5-HT(2A) receptor loss does not alter acute fluoxetine-induced anxiety and exhibit sex-dependent regulation of cortical immediate early gene expression

Background: Acute treatment with the selective serotonin reuptake inhibitor (SSRI), fluoxetine (Flx), induces anxiety-like behavioral effects. The serotonin(2A) receptor (5-HT(2A)) is implicated in the modulation of anxiety-like behavior, however its contribution to the anxiogenic effects of acute Flx remains unclear. Here, we examined the role of the 5-HT(2A) receptor in the effects of acute Flx on anxiety-like behavior, serum corticosterone levels, neural activation and immediate early gene (IEG) expression in stress-responsive brain regions, using 5-HT(2A) receptor knockout (5-HT(2A)(−/−)) mice of both sexes. Methods: 5-HT(2A)(−/−) and wild-type (WT) male and female mice received a single administration of Flx or vehicle, and were examined for anxiety-like behavior, serum corticosterone levels, FBJ murine osteosarcoma viral oncogene homolog peptide (c-Fos) positive cell numbers in stress-responsive brain regions of the hypothalamus and prefrontal cortex (PFC), and PFC IEG expression.
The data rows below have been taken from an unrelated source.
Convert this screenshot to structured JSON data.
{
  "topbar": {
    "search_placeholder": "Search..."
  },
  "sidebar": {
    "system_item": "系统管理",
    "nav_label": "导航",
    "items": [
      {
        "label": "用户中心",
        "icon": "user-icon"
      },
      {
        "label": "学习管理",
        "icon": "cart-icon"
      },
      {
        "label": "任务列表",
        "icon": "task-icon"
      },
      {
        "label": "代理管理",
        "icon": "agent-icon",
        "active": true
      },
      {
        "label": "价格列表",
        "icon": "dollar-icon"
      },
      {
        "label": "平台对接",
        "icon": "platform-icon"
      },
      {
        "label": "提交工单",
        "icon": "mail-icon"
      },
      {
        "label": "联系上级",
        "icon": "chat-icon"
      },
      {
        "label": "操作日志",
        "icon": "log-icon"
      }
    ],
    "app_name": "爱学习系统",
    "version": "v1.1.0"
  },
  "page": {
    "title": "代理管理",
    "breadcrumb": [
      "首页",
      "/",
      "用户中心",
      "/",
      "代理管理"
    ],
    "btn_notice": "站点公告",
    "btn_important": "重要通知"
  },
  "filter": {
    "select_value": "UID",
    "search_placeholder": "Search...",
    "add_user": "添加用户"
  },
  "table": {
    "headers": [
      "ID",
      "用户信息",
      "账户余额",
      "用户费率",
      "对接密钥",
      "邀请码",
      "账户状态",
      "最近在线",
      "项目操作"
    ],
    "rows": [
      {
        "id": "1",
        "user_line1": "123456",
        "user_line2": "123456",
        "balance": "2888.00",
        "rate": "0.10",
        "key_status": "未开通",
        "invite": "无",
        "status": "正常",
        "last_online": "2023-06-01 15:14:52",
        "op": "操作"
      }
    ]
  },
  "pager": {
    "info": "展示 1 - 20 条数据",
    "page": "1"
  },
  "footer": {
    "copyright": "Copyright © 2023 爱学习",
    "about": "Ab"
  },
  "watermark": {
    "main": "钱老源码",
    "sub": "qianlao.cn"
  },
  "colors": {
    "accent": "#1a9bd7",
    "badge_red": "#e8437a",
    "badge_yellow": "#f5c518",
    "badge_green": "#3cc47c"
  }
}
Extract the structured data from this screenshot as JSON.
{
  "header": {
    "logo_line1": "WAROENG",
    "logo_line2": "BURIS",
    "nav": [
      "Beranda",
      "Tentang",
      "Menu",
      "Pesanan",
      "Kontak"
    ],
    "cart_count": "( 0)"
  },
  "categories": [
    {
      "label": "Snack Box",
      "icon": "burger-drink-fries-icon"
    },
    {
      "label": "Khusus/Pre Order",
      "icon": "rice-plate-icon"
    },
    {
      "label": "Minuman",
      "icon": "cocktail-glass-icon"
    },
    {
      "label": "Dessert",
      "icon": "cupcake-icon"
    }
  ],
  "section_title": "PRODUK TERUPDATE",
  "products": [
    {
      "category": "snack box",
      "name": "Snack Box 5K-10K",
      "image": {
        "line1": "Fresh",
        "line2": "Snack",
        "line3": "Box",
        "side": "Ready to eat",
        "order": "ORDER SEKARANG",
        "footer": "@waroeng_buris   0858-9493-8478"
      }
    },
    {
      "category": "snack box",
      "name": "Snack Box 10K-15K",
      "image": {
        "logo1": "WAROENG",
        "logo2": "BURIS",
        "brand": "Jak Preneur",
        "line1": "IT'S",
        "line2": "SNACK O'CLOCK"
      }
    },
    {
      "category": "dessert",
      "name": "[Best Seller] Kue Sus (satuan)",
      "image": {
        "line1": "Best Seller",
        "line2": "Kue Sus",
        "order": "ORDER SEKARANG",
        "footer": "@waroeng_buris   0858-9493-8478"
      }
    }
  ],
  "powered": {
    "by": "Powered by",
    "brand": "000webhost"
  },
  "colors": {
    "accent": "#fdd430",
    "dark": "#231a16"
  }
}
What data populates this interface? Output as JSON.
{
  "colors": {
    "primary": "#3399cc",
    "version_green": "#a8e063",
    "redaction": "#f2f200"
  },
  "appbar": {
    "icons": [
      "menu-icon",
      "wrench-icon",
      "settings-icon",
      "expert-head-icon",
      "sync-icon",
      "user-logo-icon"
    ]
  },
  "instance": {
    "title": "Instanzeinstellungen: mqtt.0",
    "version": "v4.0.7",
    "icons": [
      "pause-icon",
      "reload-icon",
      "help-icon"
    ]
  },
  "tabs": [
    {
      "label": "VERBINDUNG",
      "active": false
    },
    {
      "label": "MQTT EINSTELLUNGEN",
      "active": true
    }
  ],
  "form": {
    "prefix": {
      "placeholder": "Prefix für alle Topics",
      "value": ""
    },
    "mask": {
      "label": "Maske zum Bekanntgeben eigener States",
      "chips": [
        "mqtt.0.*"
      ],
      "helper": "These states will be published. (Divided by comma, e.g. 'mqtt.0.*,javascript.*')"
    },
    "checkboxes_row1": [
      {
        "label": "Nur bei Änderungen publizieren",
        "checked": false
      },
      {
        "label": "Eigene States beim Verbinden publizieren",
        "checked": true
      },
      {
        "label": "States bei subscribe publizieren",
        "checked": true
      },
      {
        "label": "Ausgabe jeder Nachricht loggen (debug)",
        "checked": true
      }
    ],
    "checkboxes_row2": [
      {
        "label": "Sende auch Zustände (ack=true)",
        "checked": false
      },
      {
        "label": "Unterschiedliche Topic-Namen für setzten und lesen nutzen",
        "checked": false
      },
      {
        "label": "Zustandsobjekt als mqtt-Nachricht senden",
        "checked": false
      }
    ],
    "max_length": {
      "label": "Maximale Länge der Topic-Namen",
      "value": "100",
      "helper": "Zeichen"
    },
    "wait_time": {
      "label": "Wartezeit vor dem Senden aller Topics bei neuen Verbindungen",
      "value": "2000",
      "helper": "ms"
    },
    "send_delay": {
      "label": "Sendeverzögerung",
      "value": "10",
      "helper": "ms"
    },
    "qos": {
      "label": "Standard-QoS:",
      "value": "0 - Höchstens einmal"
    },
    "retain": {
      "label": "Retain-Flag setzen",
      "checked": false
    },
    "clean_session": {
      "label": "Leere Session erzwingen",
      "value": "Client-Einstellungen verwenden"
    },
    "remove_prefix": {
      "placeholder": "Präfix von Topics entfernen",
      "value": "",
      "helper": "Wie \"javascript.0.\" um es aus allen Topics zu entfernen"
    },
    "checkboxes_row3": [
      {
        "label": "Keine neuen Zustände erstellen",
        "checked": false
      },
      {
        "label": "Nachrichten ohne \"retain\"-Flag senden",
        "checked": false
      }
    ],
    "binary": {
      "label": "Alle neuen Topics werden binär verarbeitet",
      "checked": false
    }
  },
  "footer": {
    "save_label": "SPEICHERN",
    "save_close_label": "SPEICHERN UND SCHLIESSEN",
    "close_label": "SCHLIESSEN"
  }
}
Results: The increased anxiety-like behavior and enhanced corticosterone levels evoked by acute Flx were unaltered in 5-HT(2A)(−/−) mice of both sexes. 5-HT(2A)(−/−) female mice exhibited a diminished neural activation in the hypothalamus in response to acute Flx. Further, 5-HT(2A)(−/−) male, but not female, mice displayed altered baseline expression of several IEGs (brain-derived neurotrophic factor (Bdnf), Egr2, Egr4, FBJ osteosarcoma gene (Fos), FBJ murine osteosarcoma viral oncogene homolog B (Fosb), Fos-like antigen 2 (Fosl2), Homer scaffolding protein (Homer) 1-3 (Homer1-3), Jun proto-oncogene (Jun)) in the PFC. Conclusion: Our results indicate that the increased anxiety and serum corticosterone levels evoked by acute Flx are not influenced by 5-HT(2A) receptor deficiency. However, the loss of function of the 5-HT(2A) receptor alters the degree of neural activation of the paraventricular nucleus (PVN) of the hypothalamus in response to acute Flx, and baseline expression of several IEGs in the PFC in a sexually dimorphic manner.